В принципе, собираться мне было нечего. Я просто снял с плеч свой рюкзак, вытащил из него сканер, обладающий функциями RFID-ридера, то есть, умеющий в принудительном порядка считывать закрытую информацию. Потом переложил из рюкзака в кармашки на боках бронежилета пару гранат «Ф-1», прихватил с собой на всякий случай моток темно-зеленой лески – это на случай, если будет преследование, и мне понадобится установить у себя за спиной «растяжку», переменил магазин автомата, и все.
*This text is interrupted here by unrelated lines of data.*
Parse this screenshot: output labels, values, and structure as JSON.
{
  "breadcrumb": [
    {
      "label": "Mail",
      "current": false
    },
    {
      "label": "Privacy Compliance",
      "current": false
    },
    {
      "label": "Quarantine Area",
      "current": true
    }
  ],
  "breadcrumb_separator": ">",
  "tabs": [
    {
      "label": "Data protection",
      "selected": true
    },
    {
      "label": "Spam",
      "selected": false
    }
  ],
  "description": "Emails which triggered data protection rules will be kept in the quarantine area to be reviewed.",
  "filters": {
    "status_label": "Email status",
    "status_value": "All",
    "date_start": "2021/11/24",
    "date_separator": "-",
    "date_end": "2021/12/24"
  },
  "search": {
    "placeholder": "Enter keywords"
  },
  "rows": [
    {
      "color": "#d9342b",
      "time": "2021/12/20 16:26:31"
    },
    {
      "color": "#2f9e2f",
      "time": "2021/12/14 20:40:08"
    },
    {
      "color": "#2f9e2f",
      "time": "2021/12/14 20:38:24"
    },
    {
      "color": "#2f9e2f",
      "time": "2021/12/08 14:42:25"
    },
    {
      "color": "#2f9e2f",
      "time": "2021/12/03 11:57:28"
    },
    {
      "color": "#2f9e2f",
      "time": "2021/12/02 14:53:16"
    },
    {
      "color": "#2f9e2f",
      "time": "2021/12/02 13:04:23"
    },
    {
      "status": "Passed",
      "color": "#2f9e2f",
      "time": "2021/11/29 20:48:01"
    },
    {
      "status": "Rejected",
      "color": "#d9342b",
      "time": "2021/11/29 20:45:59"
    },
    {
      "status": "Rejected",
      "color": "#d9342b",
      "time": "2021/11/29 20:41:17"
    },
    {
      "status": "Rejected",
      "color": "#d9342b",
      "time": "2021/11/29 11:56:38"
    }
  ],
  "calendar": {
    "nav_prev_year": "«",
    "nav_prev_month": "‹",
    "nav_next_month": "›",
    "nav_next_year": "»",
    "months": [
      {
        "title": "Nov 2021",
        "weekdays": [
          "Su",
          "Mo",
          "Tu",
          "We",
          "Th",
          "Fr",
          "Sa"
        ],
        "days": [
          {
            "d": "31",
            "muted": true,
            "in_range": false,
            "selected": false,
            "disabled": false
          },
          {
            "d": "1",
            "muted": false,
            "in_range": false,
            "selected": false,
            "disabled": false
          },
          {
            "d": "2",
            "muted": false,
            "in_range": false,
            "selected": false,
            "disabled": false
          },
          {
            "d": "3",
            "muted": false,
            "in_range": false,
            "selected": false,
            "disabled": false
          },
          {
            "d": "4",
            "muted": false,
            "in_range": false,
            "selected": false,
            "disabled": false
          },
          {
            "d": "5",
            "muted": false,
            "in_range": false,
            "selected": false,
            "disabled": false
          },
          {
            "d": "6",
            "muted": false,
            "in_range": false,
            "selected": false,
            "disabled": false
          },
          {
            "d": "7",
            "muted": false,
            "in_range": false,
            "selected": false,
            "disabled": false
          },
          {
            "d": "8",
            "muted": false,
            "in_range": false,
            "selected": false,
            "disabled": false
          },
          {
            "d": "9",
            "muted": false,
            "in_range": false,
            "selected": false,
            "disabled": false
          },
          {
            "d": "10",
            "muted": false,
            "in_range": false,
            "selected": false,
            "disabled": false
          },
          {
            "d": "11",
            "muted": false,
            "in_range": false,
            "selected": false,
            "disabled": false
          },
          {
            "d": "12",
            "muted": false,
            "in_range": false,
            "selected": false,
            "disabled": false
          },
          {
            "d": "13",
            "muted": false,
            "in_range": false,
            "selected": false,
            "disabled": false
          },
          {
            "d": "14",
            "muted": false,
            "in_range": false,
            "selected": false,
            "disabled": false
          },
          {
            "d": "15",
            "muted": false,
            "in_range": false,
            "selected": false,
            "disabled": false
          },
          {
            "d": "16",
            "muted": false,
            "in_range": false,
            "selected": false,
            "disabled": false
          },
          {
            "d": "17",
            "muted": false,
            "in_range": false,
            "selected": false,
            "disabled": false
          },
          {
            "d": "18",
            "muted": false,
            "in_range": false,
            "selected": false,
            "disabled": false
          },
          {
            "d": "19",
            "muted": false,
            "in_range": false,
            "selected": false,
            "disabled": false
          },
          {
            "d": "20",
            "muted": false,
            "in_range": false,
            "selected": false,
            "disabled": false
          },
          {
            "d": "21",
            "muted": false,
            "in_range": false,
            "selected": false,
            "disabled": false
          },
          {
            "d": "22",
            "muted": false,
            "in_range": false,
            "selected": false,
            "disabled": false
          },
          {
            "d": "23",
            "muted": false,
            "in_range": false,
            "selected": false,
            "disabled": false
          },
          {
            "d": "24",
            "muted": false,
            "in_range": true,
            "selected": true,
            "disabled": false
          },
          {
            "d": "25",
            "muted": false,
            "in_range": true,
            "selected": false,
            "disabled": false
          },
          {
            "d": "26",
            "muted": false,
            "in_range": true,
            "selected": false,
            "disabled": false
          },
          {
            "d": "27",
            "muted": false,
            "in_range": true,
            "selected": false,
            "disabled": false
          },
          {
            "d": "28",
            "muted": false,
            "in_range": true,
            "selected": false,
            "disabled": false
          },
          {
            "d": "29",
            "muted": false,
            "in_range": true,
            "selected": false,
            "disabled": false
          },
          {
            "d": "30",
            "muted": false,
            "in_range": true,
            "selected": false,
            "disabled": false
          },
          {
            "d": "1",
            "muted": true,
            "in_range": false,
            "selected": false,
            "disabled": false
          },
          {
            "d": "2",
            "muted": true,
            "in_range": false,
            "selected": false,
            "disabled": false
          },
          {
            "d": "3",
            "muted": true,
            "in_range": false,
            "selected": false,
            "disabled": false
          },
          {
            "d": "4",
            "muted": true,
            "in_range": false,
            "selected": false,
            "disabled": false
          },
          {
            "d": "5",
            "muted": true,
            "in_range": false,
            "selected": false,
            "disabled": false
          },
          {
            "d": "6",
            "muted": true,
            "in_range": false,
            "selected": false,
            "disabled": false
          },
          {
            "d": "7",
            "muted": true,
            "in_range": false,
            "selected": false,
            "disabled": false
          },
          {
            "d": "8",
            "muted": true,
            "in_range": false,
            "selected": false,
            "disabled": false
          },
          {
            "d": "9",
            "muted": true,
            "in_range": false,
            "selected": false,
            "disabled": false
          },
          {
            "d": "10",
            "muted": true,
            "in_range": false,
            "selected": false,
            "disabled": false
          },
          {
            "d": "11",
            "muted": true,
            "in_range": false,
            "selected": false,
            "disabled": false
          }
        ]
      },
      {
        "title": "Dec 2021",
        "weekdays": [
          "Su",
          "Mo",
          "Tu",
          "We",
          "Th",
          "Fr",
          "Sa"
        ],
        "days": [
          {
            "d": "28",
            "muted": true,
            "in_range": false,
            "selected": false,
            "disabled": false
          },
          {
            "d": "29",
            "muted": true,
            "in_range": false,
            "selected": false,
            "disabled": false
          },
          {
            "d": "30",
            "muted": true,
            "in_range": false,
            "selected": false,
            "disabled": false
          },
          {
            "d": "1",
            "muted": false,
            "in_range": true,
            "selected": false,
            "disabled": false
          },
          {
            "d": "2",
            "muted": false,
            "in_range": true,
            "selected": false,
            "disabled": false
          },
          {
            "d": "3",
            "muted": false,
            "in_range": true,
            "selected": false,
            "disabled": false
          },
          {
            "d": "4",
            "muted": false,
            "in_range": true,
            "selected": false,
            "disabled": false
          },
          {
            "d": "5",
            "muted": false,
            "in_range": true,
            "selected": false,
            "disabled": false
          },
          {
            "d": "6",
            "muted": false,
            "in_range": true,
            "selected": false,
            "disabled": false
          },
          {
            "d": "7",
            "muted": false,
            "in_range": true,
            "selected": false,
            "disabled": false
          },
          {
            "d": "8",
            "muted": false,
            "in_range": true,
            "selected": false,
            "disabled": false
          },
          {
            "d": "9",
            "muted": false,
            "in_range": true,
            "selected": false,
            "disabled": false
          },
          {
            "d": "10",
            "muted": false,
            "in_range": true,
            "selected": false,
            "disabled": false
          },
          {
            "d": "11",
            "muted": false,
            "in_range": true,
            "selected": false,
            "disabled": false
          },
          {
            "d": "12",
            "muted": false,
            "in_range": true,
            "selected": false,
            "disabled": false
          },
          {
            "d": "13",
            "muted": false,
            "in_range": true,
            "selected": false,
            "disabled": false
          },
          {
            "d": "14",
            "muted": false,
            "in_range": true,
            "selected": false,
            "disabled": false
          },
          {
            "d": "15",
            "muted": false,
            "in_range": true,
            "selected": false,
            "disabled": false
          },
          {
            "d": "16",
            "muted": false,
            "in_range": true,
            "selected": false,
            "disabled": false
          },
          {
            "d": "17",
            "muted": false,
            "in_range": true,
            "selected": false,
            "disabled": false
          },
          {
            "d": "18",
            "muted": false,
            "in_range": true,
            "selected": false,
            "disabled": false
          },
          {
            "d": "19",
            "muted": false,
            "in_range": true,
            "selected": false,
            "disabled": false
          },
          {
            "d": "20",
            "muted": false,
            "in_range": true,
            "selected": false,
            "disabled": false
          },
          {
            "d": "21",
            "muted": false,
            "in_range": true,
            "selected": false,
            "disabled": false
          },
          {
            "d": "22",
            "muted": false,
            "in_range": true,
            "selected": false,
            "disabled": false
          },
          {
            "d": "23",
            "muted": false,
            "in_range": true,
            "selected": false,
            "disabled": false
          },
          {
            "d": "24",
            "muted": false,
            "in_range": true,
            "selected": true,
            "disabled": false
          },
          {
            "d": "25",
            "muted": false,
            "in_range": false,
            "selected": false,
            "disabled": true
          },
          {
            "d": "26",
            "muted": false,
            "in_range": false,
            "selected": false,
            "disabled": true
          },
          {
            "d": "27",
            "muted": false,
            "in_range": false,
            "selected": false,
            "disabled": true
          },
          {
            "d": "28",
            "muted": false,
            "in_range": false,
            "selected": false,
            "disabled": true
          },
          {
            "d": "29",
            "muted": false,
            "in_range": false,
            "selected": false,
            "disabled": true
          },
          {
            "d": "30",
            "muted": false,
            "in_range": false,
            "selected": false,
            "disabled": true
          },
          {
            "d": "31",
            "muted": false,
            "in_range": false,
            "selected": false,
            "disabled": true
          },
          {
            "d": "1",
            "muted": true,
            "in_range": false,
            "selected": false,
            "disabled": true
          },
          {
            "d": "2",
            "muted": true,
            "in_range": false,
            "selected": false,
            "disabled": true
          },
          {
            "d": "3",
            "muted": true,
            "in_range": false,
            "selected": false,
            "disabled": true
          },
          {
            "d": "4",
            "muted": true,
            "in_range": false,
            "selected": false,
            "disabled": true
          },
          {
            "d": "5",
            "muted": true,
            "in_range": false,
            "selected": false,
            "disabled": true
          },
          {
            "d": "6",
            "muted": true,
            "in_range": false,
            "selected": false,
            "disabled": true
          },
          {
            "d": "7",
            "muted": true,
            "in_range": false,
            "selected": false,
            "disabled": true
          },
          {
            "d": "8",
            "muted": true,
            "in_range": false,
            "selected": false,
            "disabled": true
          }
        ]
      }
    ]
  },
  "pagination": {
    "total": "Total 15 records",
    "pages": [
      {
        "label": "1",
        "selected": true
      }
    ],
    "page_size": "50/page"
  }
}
Я был готов. Посмотрел на небо. На глазок определил, когда наступят густые сумерки, а когда придет настоящая ночная темнота. На мой взгляд, подошло время выступать. И, забросив ремень автомата за плечо, но ствол выставив вперед, чтобы всегда иметь возможность дать очередь от пояса, я резко и решительно шагнул между двух валунов.
Так автомат во всем взводе носил только я один. Солдаты предпочитали носить оружие, как их учили, в том числе, и я учил и обязывал – на коротком ремне, переброшенном через шею. Так приклад сразу упирается в плечо, и на произведение очереди требуется меньше времени. Но так оружие носят специально для прицельного выстрела или прицельной очереди от плеча. Стрелять на ходу с пояса, как правило, предпочитают солдаты, вооруженные ручным пулеметом. Но в случае с пулеметом очередь имеет функцию не столько прицельной стрельбы на поражение, сколько функцию прижимания противника к земле с невозможностью вести встречный огонь, что дает преимущество своим в перемещении и подготовке к активной фазе боя. Я же с короткой дистанции из автомата стреляю с пояса почти так же, как от плеча, что не умеет делать большинство солдат. Это моя особенность. Как говорят, дар Божий. И потому позволяю себе такое ношение оружия. При этом не позволяю солдатам. Впрочем, я проверял. Как правило, кто любит автомат на поясе носить, стрелять с пояса точно не умеет. Чувствовать себя исключением слегка приятно.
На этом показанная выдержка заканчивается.